Actually, up until the emotional ending, it seemed like Mirielle Enos was holding back a smile throughout the episode because, for once, she was allowed to be a human being. Look, it was still The Killing: The actors at times had to battle through some truly head-scratching dialogue and if Joel Kinnman were just a fraction less
Swedish charming his over-the-top white-boy-isms would be intolerable instead of just amusing. (“Damn, yo, is there one day a month you ain’t PMSing, Linden?” Honestly, the guy is one “-wiggedy” away from a Das EFX tribute band.) But we enjoyed it, mainly because it reminded us of the slightly off-kilter, enveloping show we thought we were signing up for at the start. We don’t mind long, digressive, even potentially pointless television journeys as long as the company is good. Even the heavy-handed (and quick!) resolution didn’t bother us too much: Holder, after passing up a day with his family to look after Linden, cracks Jack’s cell phone (Password: Funyons. Classic password!). There’s an APB about a dead boy in a park, stakes are raised, cigarettes are smoked. Linden experiences a Stan Larsen breakdown before the identity of the victim is broadcast loud enough for everyone at home to know that it isn’t actually Jack. (Jack, of course, was just spending time with his father. HIS FATHER IS THE KILLER! Whoops, sorry. Old habits die hard.)
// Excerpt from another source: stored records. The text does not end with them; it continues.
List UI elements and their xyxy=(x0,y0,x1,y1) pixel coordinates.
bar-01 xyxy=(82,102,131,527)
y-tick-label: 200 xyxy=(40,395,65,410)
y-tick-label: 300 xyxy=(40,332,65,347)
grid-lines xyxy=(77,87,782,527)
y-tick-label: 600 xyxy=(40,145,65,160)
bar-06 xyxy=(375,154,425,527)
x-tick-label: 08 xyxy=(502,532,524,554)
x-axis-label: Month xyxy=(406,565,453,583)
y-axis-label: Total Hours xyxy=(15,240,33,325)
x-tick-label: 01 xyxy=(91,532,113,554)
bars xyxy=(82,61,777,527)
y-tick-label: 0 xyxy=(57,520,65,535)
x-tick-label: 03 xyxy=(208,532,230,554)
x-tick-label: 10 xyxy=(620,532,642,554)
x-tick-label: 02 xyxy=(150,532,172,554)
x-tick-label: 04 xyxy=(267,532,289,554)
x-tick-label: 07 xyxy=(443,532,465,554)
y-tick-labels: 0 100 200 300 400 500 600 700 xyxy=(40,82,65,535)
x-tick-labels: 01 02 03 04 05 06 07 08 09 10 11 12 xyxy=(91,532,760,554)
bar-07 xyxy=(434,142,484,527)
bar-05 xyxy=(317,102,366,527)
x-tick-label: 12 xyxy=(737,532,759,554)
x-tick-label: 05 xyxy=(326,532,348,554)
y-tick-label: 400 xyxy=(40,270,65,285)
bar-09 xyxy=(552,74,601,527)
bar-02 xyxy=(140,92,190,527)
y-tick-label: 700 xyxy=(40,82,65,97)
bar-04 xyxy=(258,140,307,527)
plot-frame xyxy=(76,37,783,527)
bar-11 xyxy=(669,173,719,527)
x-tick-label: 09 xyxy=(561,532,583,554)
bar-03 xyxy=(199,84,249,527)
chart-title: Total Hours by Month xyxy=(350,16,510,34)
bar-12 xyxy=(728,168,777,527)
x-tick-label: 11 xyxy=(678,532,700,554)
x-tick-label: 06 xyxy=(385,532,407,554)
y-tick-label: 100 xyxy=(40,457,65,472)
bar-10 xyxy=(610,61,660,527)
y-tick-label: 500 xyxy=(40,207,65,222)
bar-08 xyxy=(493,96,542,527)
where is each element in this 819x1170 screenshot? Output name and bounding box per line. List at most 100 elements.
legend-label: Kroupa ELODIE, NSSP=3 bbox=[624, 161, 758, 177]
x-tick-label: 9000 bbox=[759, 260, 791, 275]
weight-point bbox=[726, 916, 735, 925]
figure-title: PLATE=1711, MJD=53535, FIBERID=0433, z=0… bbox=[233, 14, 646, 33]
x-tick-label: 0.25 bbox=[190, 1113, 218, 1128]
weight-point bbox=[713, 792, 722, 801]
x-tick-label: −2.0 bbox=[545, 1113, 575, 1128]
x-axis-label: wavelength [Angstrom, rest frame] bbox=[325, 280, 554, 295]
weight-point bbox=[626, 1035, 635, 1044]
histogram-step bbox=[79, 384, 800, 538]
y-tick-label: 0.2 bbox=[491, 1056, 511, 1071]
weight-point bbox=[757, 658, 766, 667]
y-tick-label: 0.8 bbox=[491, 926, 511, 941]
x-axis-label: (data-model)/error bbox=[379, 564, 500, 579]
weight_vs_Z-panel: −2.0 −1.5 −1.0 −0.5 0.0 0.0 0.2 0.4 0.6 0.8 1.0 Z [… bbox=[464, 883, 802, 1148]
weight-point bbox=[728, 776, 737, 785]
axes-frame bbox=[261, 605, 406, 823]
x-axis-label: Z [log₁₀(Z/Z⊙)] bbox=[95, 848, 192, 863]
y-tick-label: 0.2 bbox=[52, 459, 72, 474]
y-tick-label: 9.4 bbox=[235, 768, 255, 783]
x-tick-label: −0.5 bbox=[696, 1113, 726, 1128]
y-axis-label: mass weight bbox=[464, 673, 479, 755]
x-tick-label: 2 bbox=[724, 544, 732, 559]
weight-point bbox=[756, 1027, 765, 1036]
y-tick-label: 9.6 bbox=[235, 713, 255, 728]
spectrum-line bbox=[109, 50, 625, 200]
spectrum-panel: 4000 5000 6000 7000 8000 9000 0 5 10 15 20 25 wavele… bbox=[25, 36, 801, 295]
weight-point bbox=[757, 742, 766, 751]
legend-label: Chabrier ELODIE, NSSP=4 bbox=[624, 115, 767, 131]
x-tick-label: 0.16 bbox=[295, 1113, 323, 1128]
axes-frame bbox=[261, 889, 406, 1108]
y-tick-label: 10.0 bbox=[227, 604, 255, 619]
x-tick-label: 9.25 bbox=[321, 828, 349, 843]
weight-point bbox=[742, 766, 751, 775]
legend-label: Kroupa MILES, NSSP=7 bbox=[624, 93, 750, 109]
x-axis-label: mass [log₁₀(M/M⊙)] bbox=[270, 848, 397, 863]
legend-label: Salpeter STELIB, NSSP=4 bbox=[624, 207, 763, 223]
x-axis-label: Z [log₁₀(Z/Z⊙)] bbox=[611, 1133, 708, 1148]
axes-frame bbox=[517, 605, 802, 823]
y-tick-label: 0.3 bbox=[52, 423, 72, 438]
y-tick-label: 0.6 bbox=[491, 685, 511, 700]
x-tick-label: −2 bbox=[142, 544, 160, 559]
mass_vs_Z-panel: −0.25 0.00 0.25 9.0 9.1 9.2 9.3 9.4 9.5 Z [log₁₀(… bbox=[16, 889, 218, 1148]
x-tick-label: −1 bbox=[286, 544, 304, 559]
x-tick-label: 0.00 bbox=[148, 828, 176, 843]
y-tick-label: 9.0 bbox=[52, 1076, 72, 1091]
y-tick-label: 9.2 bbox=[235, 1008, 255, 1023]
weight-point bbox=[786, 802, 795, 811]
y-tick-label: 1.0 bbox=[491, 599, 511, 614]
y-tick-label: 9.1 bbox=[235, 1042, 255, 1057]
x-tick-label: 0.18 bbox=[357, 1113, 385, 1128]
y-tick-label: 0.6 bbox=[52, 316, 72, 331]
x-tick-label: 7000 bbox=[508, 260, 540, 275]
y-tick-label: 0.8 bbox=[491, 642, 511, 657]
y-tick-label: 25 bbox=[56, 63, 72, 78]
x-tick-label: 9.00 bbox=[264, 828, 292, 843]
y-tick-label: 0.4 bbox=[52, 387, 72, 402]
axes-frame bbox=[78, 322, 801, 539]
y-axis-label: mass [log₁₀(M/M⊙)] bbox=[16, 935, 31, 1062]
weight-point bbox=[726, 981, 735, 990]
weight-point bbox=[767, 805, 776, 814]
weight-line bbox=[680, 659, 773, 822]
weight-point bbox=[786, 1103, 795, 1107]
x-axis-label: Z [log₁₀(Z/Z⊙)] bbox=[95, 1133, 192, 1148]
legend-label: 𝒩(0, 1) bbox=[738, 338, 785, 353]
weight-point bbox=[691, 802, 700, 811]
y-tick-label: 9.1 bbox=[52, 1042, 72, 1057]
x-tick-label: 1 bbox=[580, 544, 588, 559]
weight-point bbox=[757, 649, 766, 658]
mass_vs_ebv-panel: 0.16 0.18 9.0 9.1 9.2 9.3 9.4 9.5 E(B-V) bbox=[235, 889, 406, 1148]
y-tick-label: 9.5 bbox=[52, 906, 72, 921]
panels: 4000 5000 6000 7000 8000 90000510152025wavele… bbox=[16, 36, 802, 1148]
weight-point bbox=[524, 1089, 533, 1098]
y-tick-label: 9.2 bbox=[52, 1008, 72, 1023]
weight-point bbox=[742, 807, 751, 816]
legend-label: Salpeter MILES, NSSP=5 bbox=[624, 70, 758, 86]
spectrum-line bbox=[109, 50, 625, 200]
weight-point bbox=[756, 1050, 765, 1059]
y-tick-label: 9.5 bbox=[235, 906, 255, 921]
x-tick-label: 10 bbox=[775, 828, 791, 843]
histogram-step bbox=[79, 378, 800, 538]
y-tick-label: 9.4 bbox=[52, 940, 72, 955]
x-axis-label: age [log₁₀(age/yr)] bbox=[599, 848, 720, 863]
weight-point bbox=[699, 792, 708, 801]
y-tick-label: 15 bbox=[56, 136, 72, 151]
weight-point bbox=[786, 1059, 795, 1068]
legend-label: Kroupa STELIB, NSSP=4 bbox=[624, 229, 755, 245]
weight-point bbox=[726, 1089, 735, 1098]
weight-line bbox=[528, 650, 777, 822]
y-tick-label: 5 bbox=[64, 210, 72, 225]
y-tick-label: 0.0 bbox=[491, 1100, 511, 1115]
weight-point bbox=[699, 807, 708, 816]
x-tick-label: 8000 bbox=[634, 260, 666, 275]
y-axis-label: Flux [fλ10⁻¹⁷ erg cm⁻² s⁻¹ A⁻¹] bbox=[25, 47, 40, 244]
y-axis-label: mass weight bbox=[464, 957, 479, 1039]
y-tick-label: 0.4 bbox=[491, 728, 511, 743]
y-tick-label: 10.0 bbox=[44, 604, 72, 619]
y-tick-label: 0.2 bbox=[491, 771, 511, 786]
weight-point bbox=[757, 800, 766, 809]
At the end, Holder is left with his nephew’s unreturned gold coin, watching remarkably high-quality security tapes while Linden gets to have the (admittedly bumpy) family time that he so desperately wants. Of course, Rosie “Zelig” Larsen makes a well-lit cameo in one of the tapes. So she was at the casino, after all. The creaky revelation machine grinds back into action. But the success of this episode unfortunately only highlighted the failure of the show as a whole: It was actually disappointing to see Rosie’s blank, pretty face again. The thought of diving back into the boring puddle of Gwen and Jamie, of noble Muslims and inept police work is downright exhausting. Once again, we’re cast back to the show we know, the one about dead girls and dead ends. But, for a week at least, The Killing allowed its characters to breathe. And, in doing so, it brought our interest back to life.